Cytidine nucleoside compound

Assignee

• The Upjohn Co. · US

Inventors

• Robert C. Kelly · Port Charlotte, US
• William J. Wechter · Redlands, US

Key dates

Classification

• Technology area (CPC Y)Emerging Cross-Sectional Technologies
• CPC primaryY02P20/55
• WIPO fieldOrganic fine chemistry
• WIPO sectorChemistry

Abstract

5'-Esters of ara-cytidine (1-.beta.-D-arabinofuranosylcytosine) are prepared by reacting ara-cytidine with .beta.,.beta.,.beta.-trihaloethoxycarbonyl halide or other protective agency to form a protective amido group on the primary amino nitrogen of ara-cytidine and then reacting the thus-protected compound with a reagent reactive with the 5'-O-hydroxyl group, e.g., an acylating agent, to form the 5'-O-derivative. The .beta.,.beta.,.beta.-trihaloethoxycarbonyl or other protective group is then removed. Alternately, the primary amino group of ara-cytidine can be protected from acylation by protonation.
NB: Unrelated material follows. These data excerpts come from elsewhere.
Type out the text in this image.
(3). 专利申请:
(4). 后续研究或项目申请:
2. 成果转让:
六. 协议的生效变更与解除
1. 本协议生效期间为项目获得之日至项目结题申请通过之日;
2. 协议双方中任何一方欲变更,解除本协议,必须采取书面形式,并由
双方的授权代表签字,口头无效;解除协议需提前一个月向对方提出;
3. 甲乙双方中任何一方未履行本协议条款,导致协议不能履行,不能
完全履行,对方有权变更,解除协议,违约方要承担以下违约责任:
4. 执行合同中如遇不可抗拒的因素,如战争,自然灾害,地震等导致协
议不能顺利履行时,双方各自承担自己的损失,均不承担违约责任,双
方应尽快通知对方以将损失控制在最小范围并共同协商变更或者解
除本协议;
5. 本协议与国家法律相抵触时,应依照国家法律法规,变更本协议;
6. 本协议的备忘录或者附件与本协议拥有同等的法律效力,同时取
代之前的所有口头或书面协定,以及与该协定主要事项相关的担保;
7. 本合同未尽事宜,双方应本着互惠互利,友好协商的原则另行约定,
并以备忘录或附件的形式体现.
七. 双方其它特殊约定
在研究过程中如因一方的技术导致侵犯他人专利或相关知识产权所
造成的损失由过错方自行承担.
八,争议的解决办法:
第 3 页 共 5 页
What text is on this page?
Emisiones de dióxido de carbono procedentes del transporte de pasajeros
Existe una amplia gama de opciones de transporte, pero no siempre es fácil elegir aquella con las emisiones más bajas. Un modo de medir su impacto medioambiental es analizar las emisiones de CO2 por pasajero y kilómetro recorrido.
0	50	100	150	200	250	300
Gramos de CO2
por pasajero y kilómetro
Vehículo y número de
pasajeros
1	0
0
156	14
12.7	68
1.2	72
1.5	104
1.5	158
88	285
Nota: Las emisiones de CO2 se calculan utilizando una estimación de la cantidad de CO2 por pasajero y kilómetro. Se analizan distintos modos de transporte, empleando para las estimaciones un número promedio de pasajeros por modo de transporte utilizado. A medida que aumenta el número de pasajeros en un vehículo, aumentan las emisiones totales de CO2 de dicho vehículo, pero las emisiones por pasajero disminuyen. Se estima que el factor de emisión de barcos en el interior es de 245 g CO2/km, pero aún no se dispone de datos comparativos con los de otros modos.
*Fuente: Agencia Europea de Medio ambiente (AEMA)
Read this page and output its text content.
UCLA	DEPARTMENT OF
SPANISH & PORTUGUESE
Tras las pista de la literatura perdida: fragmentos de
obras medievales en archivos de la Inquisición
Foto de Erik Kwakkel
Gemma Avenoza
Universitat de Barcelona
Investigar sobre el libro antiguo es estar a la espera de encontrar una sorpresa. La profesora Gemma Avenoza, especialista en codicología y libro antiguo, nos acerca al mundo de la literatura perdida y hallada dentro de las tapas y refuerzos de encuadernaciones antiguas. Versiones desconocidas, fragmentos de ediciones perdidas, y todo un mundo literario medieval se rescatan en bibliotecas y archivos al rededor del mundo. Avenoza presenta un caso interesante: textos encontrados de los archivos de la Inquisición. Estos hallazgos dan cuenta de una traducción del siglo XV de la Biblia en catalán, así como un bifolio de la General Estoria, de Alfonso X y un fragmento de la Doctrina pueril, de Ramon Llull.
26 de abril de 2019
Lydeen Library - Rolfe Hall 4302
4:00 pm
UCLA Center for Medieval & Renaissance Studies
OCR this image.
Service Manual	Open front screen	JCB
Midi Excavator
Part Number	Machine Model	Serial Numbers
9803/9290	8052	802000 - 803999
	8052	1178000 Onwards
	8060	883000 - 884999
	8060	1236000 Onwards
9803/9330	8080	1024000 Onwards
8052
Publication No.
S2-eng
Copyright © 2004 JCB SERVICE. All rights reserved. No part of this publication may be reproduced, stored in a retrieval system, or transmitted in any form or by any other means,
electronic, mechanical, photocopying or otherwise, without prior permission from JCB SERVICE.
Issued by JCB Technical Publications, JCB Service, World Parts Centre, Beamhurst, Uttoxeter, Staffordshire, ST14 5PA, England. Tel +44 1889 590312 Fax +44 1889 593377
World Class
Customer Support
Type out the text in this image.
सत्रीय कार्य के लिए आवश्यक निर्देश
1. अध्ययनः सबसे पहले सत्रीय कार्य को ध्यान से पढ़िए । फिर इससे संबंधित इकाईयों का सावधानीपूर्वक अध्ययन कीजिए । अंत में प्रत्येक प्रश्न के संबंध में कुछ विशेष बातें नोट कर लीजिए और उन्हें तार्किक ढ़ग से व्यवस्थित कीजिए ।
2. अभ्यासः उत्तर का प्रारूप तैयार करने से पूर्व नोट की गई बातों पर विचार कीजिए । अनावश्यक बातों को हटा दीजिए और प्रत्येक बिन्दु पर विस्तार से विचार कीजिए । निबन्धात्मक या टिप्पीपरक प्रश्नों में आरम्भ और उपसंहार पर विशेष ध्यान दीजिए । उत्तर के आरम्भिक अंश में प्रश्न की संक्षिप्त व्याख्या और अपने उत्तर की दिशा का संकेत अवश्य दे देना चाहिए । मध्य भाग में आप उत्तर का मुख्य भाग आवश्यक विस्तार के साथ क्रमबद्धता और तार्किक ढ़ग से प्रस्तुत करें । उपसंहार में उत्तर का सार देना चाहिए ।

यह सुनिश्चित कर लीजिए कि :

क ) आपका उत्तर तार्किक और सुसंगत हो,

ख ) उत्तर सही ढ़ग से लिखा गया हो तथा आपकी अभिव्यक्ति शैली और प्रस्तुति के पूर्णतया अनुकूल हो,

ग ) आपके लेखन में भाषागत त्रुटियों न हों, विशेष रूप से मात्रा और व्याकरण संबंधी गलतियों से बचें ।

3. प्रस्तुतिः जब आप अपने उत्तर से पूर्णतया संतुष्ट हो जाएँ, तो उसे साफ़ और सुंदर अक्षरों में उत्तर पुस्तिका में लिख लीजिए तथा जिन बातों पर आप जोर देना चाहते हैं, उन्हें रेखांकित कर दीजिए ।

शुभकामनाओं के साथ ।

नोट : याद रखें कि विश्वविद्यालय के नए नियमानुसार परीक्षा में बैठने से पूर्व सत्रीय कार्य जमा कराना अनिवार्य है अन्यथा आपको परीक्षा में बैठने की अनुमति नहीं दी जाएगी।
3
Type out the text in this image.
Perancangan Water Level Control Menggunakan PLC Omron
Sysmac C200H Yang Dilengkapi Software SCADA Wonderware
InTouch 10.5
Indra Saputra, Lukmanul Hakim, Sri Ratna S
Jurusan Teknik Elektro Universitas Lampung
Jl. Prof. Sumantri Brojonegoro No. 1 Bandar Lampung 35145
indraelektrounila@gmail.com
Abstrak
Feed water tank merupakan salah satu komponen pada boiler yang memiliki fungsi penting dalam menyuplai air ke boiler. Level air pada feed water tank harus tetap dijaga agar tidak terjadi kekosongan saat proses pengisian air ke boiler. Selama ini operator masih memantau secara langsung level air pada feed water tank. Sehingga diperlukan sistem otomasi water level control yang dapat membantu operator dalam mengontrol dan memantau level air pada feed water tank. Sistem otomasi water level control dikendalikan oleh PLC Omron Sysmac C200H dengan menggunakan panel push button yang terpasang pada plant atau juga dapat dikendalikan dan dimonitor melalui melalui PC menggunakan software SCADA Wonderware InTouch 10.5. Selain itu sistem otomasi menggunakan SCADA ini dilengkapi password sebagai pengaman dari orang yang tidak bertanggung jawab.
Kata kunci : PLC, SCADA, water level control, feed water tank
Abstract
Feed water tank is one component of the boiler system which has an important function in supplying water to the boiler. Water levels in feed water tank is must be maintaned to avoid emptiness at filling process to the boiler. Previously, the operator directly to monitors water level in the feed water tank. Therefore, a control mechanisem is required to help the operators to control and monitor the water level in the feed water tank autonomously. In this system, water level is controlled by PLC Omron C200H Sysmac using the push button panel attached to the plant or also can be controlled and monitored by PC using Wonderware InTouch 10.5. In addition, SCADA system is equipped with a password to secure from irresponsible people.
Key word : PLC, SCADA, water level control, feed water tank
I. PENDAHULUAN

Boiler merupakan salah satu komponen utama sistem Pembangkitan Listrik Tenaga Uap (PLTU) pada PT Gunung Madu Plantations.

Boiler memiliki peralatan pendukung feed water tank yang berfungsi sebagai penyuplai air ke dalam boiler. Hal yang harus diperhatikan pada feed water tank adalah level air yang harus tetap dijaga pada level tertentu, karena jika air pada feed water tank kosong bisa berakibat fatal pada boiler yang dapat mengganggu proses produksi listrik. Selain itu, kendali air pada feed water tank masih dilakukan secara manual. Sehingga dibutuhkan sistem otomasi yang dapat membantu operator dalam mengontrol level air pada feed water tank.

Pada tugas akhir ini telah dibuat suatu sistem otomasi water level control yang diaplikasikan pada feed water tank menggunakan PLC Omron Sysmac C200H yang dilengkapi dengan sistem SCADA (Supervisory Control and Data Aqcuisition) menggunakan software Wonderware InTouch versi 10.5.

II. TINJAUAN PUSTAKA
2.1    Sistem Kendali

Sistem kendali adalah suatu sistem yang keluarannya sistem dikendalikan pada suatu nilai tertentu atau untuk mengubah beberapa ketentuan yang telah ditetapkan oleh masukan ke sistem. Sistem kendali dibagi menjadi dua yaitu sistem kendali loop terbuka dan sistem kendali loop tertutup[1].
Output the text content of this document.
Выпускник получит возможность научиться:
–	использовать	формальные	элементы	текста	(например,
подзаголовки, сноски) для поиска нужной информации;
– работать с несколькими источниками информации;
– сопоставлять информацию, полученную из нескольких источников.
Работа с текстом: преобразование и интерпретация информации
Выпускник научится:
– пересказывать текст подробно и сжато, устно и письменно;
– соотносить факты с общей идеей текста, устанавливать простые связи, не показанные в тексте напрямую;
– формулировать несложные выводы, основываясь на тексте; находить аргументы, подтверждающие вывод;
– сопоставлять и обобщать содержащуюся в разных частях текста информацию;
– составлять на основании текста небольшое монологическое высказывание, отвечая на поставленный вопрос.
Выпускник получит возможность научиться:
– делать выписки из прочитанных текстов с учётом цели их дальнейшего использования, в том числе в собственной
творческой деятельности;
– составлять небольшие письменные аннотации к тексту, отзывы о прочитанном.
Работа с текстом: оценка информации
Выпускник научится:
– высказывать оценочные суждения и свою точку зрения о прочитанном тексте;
The 5'-O-derivatives in their free base of salt form are characterized in that they display the property of sustained release of the compound, ara-cytidine, when administered intramuscularly or subcutaneously. Ara-cytidine is known for its anti-viral action and for its usefulness as an agent for controlling leukemias, including acute leukemia, and the sustained release property extends the usefulness of ara-cytidine for these purposes and as an inmunosuppressive agent. The 5'-O-derivartives of this invention can also be administered orally.